If we accept that fossil fuels are completely embedded in capitalism then the conclusion must surely be that we have to get rid of that system. But this is not an argument for us to wait until the revolution to sort out climate change. The problem is immediate. There are battles constantly within capitalism. Sometimes there are struggles explicitly about climate change and the environment, for example over fracking in Britain. The oil and gas companies some years back claimed fracking would be in full production by now. In fact there has only been one frack so far in Britain. Campaigning has made a difference; it has helped stop the further expansion of the fossil fuel landscape.
The sustained protest at Standing Rock in Dakota has seen a victory, at least for now, with the US engineer corps saying it will allow a massive oil pipeline to be routed beneath the Missouri River. But other fights can also show the power to take on those vested interests of the oil and gas companies. The strikes in France over the new work law in 2016 took place in oil refineries and involved blockades of fuel depots. The action led to a petrol shortage and hit power output. The strikes were about the new work law but they showed where power lies to take on the giant fossil fuel multinationals.

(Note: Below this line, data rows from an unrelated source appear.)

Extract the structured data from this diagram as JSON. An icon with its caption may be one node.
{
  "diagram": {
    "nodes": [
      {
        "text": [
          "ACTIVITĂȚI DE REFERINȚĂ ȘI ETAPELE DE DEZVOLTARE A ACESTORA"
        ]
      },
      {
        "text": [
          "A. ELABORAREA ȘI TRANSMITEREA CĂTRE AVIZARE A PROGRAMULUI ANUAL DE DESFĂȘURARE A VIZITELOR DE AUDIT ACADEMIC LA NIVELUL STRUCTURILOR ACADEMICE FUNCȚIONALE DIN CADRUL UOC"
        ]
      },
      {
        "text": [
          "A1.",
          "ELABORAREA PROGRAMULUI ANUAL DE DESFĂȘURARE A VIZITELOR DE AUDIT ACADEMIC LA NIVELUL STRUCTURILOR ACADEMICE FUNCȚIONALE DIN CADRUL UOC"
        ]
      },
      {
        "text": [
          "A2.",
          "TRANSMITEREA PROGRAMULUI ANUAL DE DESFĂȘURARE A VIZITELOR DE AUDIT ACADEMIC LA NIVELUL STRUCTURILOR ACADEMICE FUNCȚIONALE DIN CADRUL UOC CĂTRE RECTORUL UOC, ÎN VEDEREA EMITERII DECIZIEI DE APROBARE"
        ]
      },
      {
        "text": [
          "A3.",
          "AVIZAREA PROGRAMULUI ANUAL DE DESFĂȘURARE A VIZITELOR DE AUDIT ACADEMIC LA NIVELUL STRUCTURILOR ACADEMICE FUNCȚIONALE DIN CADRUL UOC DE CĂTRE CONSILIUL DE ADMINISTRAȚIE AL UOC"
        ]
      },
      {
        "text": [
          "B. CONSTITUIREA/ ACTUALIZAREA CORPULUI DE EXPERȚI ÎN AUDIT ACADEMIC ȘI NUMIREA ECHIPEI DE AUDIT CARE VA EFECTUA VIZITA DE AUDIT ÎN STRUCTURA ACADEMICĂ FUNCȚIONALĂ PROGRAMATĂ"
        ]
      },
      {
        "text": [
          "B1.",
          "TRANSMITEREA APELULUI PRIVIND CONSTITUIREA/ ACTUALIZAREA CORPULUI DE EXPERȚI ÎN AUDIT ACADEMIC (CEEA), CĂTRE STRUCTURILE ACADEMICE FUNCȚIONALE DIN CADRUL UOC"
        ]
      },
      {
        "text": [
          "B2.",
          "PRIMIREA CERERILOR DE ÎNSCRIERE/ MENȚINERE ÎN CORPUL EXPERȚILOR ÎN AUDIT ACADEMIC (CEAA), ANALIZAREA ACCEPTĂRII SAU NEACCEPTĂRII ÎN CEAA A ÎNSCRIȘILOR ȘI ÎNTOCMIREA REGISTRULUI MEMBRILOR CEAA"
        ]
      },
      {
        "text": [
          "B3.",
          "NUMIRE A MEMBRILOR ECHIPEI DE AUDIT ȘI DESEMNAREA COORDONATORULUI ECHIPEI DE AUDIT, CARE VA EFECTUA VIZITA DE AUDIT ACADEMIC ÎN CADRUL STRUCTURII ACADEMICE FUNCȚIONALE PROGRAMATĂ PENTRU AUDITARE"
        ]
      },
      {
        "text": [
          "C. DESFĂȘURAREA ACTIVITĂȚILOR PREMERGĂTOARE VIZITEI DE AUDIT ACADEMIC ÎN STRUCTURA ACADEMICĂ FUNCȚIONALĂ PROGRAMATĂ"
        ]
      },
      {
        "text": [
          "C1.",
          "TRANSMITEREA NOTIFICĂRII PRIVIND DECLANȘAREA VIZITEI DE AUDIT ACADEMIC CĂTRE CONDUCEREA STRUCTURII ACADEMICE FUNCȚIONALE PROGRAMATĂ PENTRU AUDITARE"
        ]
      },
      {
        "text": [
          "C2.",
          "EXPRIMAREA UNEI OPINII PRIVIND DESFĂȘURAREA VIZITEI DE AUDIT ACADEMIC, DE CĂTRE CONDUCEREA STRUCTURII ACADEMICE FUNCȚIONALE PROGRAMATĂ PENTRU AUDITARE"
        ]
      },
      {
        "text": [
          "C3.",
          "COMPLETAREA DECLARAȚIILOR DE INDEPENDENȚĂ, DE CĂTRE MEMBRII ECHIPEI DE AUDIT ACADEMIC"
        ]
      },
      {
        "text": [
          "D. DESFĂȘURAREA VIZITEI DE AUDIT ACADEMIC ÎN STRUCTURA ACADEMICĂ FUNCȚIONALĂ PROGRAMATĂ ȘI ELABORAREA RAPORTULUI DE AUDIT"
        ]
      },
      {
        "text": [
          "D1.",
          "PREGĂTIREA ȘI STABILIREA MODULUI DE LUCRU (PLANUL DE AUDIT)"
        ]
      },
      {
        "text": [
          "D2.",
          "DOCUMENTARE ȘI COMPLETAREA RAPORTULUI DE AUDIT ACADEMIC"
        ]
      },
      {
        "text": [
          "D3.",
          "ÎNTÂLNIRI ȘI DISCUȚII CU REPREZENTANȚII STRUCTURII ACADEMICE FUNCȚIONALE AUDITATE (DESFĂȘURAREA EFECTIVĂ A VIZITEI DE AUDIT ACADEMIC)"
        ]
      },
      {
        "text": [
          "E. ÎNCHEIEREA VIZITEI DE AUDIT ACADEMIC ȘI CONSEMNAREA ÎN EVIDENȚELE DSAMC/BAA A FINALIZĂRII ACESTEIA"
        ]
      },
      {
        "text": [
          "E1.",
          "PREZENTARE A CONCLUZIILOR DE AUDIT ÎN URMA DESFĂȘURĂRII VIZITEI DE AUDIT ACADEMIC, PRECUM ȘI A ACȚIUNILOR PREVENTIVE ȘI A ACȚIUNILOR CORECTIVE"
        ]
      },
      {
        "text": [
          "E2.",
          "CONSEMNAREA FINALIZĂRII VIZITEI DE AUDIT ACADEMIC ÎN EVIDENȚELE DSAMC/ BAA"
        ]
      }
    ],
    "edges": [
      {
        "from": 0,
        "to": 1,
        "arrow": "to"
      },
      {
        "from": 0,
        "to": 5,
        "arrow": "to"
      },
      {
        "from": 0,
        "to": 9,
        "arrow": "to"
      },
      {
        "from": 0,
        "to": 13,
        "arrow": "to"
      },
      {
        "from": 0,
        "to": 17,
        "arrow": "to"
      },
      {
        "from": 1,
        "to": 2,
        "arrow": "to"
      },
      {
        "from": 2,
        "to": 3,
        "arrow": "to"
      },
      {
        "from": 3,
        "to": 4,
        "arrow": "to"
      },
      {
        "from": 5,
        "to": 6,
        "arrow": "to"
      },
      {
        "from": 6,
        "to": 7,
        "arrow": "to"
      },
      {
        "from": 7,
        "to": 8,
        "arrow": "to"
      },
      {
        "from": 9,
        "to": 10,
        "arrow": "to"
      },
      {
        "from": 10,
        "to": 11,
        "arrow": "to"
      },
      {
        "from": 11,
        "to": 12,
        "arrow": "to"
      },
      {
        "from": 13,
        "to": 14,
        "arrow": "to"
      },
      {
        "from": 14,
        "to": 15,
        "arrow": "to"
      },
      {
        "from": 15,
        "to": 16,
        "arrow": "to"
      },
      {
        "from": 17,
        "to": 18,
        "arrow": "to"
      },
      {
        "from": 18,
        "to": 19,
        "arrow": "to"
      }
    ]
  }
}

In every movement wider questions are raised about capitalism and where power lies in society to bring about change. As revolutionaries and environmentalists we should be part of every fight over the issue of the climate — as well as raising the question of climate change in every struggle. The impact of climate change intensifies all struggles bred by capitalism. We have to be part of those struggles, link them together and crucially connect them to the power to get rid of capitalism completely. We have to fight now to stop the further expansion of fossil fuels but we also need to fight to replace a society based on accumulation for profit with one based on production for need.
Amy Leather is joint national secretary of the UK Socialist Workers Party.